Production context and diversion to ethanol
India, the world's second largest sugar producer, is second only to Brazil. However, local sugar production is increasingly focused on domestic supply. The country diverts a significant portion of the sucrose produced to produce ethanol, aiming not only to reduce oil imports but also to maintain domestic market balance.
Wilmar said on Monday it would divert about 5 million metric tons of sucrose to ethanol production in the 2024/25 season. The Indian government’s goal of increasing ethanol blending rates in gasoline is aimed at reducing dependence on imported oil, contributing to a more sustainable energy mix.

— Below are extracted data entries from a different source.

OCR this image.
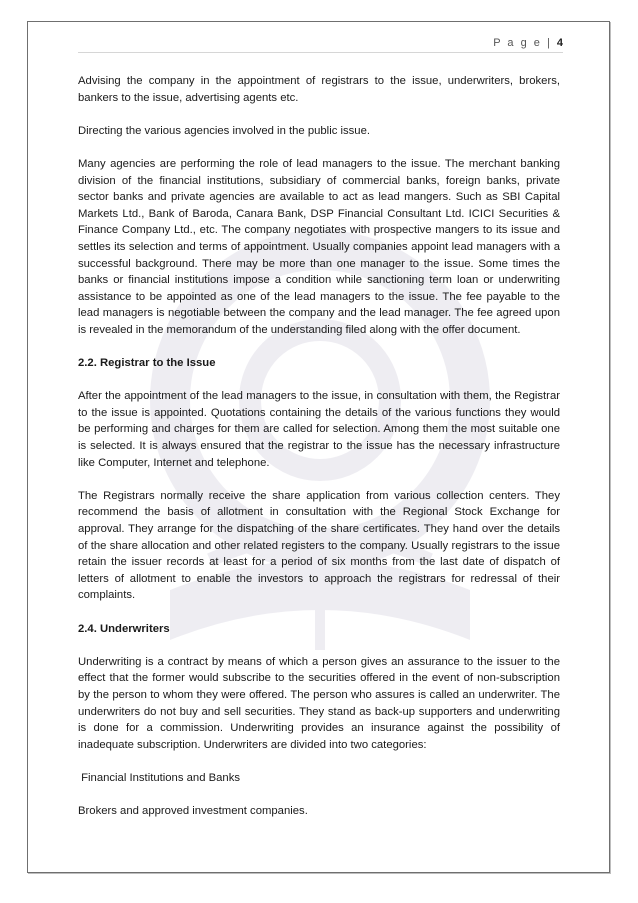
P a g e | 4

Advising the company in the appointment of registrars to the issue, underwriters, brokers, bankers to the issue, advertising agents etc.

Directing the various agencies involved in the public issue.

Many agencies are performing the role of lead managers to the issue. The merchant banking division of the financial institutions, subsidiary of commercial banks, foreign banks, private sector banks and private agencies are available to act as lead mangers. Such as SBI Capital Markets Ltd., Bank of Baroda, Canara Bank, DSP Financial Consultant Ltd. ICICI Securities & Finance Company Ltd., etc. The company negotiates with prospective mangers to its issue and settles its selection and terms of appointment. Usually companies appoint lead managers with a successful background. There may be more than one manager to the issue. Some times the banks or financial institutions impose a condition while sanctioning term loan or underwriting assistance to be appointed as one of the lead managers to the issue. The fee payable to the lead managers is negotiable between the company and the lead manager. The fee agreed upon is revealed in the memorandum of the understanding filed along with the offer document.

2.2. Registrar to the Issue

After the appointment of the lead managers to the issue, in consultation with them, the Registrar to the issue is appointed. Quotations containing the details of the various functions they would be performing and charges for them are called for selection. Among them the most suitable one is selected. It is always ensured that the registrar to the issue has the necessary infrastructure like Computer, Internet and telephone.

The Registrars normally receive the share application from various collection centers. They recommend the basis of allotment in consultation with the Regional Stock Exchange for approval. They arrange for the dispatching of the share certificates. They hand over the details of the share allocation and other related registers to the company. Usually registrars to the issue retain the issuer records at least for a period of six months from the last date of dispatch of letters of allotment to enable the investors to approach the registrars for redressal of their complaints.

2.4. Underwriters

Underwriting is a contract by means of which a person gives an assurance to the issuer to the effect that the former would subscribe to the securities offered in the event of non-subscription by the person to whom they were offered. The person who assures is called an underwriter. The underwriters do not buy and sell securities. They stand as back-up supporters and underwriting is done for a commission. Underwriting provides an insurance against the possibility of inadequate subscription. Underwriters are divided into two categories:

Financial Institutions and Banks

Brokers and approved investment companies.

Impact on sugar production and consumption
According to Wilmar's estimates, India's net sugar production will be 27.5 million tons. Domestic consumption, in turn, is projected at 29.5 million tons. To cover this difference, the country will have to use its stocks. As a result, stocks are expected to decrease by 2 million tons, reaching 3.3 million tons by the end of the season.
“Diversion of sugar to ethanol will create a tight supply and demand (S&D) scenario for sugar in India this season,” the trading house said in a press note.
Wilmar noted that in this scenario, India’s sugar exports appear “unrealistic” for the 2024/25 season. Furthermore, the country could face an even tighter sugar market by the end of the season in October 2025, resulting in even lower stocks.
Global scenario and Brazilian production
Prolonged drought in Brazil, the largest sugar producer, is expected to lengthen the off-season and delay crop development to 2025. Given the likely absence of Indian exports, smaller producers around the world will need to meet international sugar demand in the first quarter of 2025, which could significantly impact the global market.